Dr. Shekt listened with some amusement. He gave a strong impression of being nearsighted, did Shekt, not because he wore glasses or was in any way afflicted, but merely because long habit had given him the unconscious trick of peering closely at things, of weighing all facts anxiously before saying anything. He was tall and in his late middle age, his thin figure slightly stooped.
But he was well read in much of Galactic culture, and he was relatively free of the trick of universal hostility and suspicion that made the average Earthman so repulsive even to so cosmopolitan a man of the Empire as Ennius.
Shekt said, "I'm sure you don't need the pill. Metaboline is just one of your superstitions, and you know it. If I were to substitute sugar pills without your knowledge, you'd be none the worse. What's more, you would even psychosomaticize yourself into similar headaches afterward."
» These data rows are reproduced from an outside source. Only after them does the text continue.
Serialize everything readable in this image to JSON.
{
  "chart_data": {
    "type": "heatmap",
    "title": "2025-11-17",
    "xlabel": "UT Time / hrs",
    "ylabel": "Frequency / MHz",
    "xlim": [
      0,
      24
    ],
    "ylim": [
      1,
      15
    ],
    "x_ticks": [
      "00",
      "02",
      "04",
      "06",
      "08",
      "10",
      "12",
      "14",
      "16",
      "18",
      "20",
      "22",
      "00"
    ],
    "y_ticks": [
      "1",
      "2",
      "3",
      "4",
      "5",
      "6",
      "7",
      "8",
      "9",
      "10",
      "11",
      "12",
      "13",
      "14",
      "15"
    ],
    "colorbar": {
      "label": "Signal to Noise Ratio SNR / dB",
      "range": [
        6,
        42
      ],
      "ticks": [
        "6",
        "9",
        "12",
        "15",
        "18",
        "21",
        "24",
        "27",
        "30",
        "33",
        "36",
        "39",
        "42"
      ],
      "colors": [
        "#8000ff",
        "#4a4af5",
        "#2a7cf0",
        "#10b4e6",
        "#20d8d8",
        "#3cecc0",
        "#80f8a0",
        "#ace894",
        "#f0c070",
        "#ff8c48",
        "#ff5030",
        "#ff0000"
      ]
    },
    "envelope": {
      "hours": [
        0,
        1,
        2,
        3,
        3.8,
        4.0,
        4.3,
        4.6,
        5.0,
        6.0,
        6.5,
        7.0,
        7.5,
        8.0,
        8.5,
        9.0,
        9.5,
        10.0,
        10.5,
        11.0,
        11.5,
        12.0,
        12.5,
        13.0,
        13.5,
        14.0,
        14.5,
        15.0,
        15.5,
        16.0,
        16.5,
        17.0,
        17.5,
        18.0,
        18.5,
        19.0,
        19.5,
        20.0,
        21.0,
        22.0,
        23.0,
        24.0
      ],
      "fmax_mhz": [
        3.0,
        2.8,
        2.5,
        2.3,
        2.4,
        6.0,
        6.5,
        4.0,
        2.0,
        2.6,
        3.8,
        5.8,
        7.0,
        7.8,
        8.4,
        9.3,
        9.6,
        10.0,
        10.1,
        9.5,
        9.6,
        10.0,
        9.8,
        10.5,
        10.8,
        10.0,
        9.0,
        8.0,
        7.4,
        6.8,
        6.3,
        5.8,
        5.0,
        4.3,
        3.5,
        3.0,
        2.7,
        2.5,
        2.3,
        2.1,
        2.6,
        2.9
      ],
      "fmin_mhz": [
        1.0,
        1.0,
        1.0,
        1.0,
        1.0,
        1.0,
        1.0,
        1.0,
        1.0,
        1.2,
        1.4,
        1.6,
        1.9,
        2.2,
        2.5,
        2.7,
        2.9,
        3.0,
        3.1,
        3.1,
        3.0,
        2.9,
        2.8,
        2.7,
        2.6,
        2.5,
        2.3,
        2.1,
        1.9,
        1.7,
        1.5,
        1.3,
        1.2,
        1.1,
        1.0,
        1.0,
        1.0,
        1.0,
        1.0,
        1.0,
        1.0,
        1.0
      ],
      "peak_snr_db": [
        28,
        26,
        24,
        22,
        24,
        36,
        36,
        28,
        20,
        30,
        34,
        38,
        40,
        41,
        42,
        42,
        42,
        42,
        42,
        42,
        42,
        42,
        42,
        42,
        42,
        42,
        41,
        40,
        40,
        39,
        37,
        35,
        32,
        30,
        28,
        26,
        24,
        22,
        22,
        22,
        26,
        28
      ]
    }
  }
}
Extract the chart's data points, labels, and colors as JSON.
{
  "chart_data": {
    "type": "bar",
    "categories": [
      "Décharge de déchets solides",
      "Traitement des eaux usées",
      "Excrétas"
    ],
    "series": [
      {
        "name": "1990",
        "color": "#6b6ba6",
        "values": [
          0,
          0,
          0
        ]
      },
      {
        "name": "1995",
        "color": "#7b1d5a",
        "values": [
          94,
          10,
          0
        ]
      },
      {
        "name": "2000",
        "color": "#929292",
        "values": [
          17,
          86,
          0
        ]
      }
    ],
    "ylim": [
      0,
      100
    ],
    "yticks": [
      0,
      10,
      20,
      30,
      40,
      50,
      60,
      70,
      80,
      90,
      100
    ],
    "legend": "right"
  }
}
"You say that in the comfort of your own environment. Do you deny that your basal metabolism is higher than mine?"
"Of course I don't, but what of it? I know that it is a superstition of the Empire, Ennius, that we men of Earth are different from other human beings, but that's not really so in the essentials. Or are you coming here as a missionary of the anti-Terrestrians?"
Ennius groaned. "By the life of the Emperor, your comrades of Earth are themselves the best such missionaries. Living here, as they do, cooped up on their deadly planet, festering in their own anger, they're nothing but a standing ulcer in the Galaxy.